待他赶到母亲身侧,和母亲请过安后,一旁的卫兰清也弯腰俯身朝他行礼,叫了他声哥哥。
卫松净见他神情略有落寞之意,猜测是他的回春堂越办越不景气,此次回来估计又是为了求助的,便不怕多话地乘机劝道:“祖父正在院中赏下棋,二弟一会儿过去,可说些讨老人家喜欢的话,切莫再激他了。老人家年纪一年比一年大,着实受不得太多气。”
想起那位白发苍苍的老人,卫兰清心怀感慨,点头应是。
但他刚走到门前,就把自己的哥哥和母亲都劝到了一边,自己进院子里去了。
卫松净猜测他是有求于祖父,应该也不会有过激的言语,便满怀期待地等在门口,抚慰在一边唉声叹气的母亲。
眼见母亲本还光滑的脸上爬上了细纹,卫松净心疼,也为这个弟弟感到头疼。
这么大了,还要惹得家里人为他担心不已,他怎就不能多体谅体谅自己的家人呢?
特别是祖父,明明也是为他好,他便是不想要这样的好,又何必总那般固执。难道就没有两全的法子了吗?
他正想着,院子里的那一边便隐隐约约传出了谈话声,但隔得太远,朦朦胧胧的,卫松净什么也没听清。
院内,老院判卫农落下手中黑子后,头也不抬地问来人:“是又缺钱了?”
他派去暗中看管的人回来和他禀告过,说回春堂里穷得都快烧不起炭了。
他这个孙子就是犟,如果只是自己挨饿受受冻,兴许是一个字儿也不会多说。但要是旁人受了不公待遇,他情绪比谁都激动,也会为了旁人的生死去求天问地。
卫兰清听他这话,就知道他又派人打听自己了,只抿了下唇后便声音清朗道:“不缺。每日三餐都荤素齐全,衣服也够穿。多谢祖父关心。”
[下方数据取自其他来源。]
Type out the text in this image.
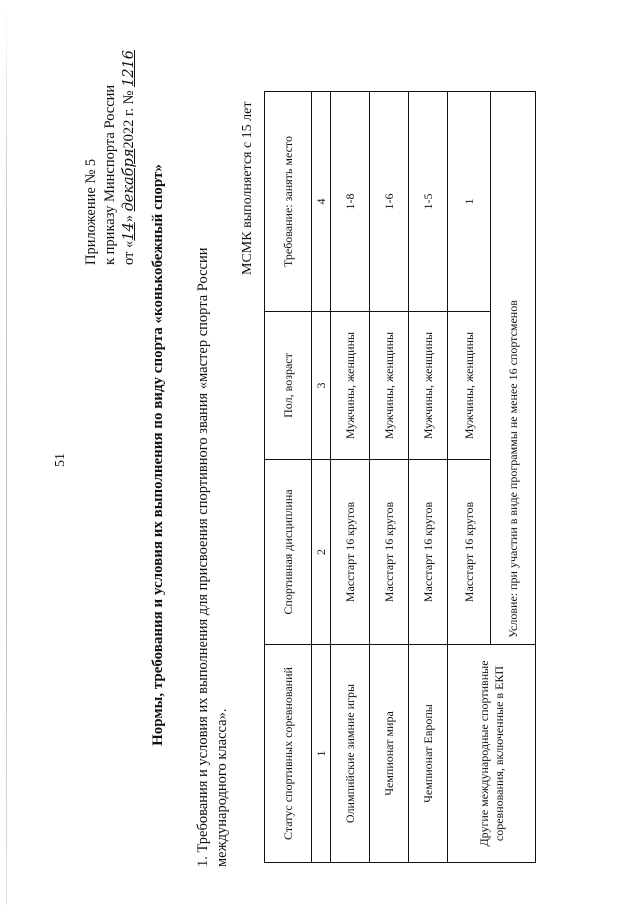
51
Приложение № 5 к приказу Минспорта России от «14» декабря2022 г. № 1216
Нормы, требования и условия их выполнения по виду спорта «конькобежный спорт» 1. Требования и условия их выполнения для присвоения спортивного звания «мастер спорта России международного класса».
МСМК выполняется с 15 лет
Статус спортивных соревнований	Спортивная дисциплина	Пол, возраст	Требование: занять место
1	2	3	4
Олимпийские зимние игры	Масстарт 16 кругов	Мужчины, женщины	1-8
Чемпионат мира	Масстарт 16 кругов	Мужчины, женщины	1-6
Чемпионат Европы	Масстарт 16 кругов	Мужчины, женщины	1-5
Другие международные спортивные соревнования, включенные в ЕКП	Масстарт 16 кругов	Мужчины, женщины	1
	Условие: при участии в виде программы не менее 16 спортсменов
卫农抬起一边眉毛用余光轻轻扫了一下他身上披着的那件旧鸭绒氅衣,唇角摆出了一丝不那么明显的嘲弄。
“够穿够吃就行。那你是缺药了?”
卫兰清闻言气息停顿了下,眼睫微垂,片刻后才“嗯”了声,直言道:“孙儿想要向祖父讨要颗今生丸。”
卫农拾白子的手停在了半空,半晌才收回去,抬眼正视这个有段时间没好好看过一眼的孙子。
瘦了,但也更清俊了。披着不那么华贵的氅衣,却也遮掩不过他身上的清贵气质。
可他怎么会突然想要这东西?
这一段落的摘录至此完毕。